Comment by jermaustin1
10 hours ago
I find the same issues (though with much lower stakes) when using an LLM to determine the outcome of a turn in a game. I'm working on something called "A Trolly (problem) Through Time" where each turn is a decade starting with the 1850s, and you are presented with historic figures on a train track, and you have to chose whether to actively spare the person on your track for a potential unknown figure on the other side, or let the train run them over.
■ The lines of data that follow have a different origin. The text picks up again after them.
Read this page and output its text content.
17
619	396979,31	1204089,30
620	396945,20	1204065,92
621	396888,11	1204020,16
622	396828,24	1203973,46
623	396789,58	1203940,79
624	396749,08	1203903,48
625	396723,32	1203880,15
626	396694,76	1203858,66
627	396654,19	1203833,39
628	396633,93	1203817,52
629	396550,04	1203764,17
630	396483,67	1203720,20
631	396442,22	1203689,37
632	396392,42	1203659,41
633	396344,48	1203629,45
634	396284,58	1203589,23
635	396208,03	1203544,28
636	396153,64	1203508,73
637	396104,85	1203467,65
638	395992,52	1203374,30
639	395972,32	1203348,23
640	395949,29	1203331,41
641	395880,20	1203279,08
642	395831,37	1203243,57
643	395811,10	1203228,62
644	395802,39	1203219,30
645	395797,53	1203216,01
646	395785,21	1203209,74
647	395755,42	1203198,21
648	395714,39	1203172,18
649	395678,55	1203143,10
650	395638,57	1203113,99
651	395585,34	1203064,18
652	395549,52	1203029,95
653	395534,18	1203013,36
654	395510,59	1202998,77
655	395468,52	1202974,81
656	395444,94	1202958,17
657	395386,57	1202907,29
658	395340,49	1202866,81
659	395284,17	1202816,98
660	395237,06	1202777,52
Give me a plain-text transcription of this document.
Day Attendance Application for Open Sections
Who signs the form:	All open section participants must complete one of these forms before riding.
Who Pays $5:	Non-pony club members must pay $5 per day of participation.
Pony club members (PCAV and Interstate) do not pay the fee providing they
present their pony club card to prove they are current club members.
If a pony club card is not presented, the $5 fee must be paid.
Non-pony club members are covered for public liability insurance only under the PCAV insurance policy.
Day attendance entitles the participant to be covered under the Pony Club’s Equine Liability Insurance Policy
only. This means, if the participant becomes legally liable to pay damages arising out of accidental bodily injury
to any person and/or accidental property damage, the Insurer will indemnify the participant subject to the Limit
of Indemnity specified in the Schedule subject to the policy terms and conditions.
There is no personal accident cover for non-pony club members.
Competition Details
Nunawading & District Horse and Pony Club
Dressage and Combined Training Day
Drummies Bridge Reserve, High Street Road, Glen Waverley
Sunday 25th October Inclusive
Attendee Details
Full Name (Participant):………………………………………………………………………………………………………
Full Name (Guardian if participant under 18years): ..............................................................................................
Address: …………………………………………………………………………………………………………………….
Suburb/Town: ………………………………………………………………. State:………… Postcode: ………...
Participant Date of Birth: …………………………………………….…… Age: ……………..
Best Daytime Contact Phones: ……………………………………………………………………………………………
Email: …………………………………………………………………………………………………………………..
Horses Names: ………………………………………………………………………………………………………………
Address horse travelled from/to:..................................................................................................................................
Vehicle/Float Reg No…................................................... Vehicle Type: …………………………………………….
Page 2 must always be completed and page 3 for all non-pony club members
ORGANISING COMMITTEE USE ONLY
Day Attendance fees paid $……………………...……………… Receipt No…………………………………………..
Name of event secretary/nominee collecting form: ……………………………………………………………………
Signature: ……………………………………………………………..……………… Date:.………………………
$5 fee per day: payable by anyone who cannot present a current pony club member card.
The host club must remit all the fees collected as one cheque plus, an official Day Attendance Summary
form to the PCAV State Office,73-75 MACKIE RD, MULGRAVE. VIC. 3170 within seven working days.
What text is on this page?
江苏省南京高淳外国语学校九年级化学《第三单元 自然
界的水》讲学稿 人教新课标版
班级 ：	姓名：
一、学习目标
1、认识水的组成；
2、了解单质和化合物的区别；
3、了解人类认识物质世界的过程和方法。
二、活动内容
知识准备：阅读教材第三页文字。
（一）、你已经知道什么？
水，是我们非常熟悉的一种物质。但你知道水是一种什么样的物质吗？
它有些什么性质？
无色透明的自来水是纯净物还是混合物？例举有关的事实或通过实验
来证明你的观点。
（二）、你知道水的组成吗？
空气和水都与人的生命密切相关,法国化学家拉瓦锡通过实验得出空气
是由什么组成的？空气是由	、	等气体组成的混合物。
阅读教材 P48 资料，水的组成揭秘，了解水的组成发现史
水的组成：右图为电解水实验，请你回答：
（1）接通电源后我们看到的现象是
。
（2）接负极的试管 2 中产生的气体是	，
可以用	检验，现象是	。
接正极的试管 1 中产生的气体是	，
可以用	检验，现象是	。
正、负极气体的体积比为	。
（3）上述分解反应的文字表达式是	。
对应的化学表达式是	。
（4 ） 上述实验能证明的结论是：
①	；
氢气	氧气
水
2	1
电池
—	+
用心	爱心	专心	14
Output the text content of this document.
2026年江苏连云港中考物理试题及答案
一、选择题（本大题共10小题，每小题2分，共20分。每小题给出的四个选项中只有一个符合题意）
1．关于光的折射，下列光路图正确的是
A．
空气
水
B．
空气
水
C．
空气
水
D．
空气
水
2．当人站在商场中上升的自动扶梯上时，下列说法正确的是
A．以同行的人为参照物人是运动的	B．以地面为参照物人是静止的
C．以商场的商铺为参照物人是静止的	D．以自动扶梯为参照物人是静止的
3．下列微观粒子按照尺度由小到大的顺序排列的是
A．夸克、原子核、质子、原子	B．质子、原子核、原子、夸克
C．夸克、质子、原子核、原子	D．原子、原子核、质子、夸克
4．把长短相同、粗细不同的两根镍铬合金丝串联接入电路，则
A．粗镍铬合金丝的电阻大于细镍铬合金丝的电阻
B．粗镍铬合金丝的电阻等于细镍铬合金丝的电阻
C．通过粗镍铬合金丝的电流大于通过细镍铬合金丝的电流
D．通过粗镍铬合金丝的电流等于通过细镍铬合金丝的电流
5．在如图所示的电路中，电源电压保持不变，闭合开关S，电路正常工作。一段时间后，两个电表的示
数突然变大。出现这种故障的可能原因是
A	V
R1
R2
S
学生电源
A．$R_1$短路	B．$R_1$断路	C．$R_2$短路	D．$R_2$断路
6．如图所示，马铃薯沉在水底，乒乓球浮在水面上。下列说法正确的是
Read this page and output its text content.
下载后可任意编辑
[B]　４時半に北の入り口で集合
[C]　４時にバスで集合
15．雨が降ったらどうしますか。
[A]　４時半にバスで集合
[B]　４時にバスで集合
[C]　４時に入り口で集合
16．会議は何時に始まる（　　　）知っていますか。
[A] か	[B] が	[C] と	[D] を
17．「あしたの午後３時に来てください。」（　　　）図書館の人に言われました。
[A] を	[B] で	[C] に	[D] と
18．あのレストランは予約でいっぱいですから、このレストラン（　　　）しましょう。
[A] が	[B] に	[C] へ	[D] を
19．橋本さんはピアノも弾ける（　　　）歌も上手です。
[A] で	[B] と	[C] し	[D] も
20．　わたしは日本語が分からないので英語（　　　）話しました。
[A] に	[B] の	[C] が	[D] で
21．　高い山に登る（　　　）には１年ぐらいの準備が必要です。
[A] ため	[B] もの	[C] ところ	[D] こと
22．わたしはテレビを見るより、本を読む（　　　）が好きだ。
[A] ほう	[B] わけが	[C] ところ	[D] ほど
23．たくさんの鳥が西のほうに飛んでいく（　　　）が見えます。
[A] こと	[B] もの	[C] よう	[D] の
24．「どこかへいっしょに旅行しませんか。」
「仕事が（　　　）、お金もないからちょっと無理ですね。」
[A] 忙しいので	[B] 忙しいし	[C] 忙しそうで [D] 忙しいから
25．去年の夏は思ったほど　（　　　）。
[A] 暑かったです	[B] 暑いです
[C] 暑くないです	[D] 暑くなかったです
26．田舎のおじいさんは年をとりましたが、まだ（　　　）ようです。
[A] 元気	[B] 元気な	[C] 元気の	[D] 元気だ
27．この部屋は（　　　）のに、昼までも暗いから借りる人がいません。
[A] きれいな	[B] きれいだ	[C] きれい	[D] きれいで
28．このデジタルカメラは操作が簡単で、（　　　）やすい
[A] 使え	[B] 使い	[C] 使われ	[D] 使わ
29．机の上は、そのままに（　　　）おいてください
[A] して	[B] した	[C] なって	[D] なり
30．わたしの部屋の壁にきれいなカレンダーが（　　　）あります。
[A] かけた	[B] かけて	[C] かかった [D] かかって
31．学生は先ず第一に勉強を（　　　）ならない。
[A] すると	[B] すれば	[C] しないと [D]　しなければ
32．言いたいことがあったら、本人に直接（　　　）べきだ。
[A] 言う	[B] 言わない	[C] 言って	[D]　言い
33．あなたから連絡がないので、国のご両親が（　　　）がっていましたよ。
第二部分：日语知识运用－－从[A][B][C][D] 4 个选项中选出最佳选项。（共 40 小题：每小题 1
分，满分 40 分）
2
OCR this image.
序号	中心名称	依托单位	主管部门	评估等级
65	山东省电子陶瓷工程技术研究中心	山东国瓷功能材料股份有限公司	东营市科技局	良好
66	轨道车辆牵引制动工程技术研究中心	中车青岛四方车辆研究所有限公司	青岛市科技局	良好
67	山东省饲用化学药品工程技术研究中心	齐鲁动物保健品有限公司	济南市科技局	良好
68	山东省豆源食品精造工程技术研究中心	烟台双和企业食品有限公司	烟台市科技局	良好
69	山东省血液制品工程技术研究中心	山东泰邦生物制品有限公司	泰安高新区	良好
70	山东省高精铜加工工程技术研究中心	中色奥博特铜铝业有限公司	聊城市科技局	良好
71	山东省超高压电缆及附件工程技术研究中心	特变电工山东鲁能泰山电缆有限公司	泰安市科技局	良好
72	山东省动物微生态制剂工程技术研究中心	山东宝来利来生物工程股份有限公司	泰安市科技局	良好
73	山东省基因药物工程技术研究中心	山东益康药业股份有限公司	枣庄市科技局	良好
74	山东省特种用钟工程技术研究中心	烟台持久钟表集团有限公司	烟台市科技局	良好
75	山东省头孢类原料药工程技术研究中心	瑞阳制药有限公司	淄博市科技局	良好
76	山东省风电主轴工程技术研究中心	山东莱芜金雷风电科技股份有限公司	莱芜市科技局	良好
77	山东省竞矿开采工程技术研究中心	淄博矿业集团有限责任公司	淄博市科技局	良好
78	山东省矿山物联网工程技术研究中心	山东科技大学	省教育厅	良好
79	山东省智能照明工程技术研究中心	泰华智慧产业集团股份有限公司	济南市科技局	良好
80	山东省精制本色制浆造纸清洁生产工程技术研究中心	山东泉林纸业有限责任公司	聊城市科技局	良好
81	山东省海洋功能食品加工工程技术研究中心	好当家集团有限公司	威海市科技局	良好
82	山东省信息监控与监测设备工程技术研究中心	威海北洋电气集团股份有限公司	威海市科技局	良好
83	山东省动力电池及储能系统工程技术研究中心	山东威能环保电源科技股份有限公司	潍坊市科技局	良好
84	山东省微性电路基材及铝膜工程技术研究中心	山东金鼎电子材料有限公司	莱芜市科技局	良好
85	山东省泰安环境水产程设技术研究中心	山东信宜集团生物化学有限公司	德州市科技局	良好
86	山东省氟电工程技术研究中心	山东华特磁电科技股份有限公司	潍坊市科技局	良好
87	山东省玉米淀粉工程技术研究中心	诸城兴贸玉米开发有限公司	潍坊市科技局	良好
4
It works well as a narrative, but the second I started adding things like tracking high level macro effects of the decisions, within a couple of turns the world's "Turmoil" goes from 4/10 to a 10/10... even when the person that was killed would have been killed IRL.
Sonnet 4, o4-mini, and GPT 4o-mini all had the same world ending outcomes not matter who you kill. Killing Hitler in 1930s: 10/10 turmoil, Killing Lincoln in the 1850s: 10/10 turmoil in the first turn.
I've come to the realization, the LLM shouldn't be used for the logic, and instead needs to be used to just narrate the choices you make.
"I've come to the realization, the LLM shouldn't be used for the logic, and instead needs to be used to just narrate the choices you make."
This exactly right. LLMs are awesome for user<>machine communication, but are still painful to try to use as a replacement for the machine itself.
I wonder if this is due to the common trope in science fiction literature that changing the past in even a small way has a butterfly effect of unintended and frequently disastrous consequences.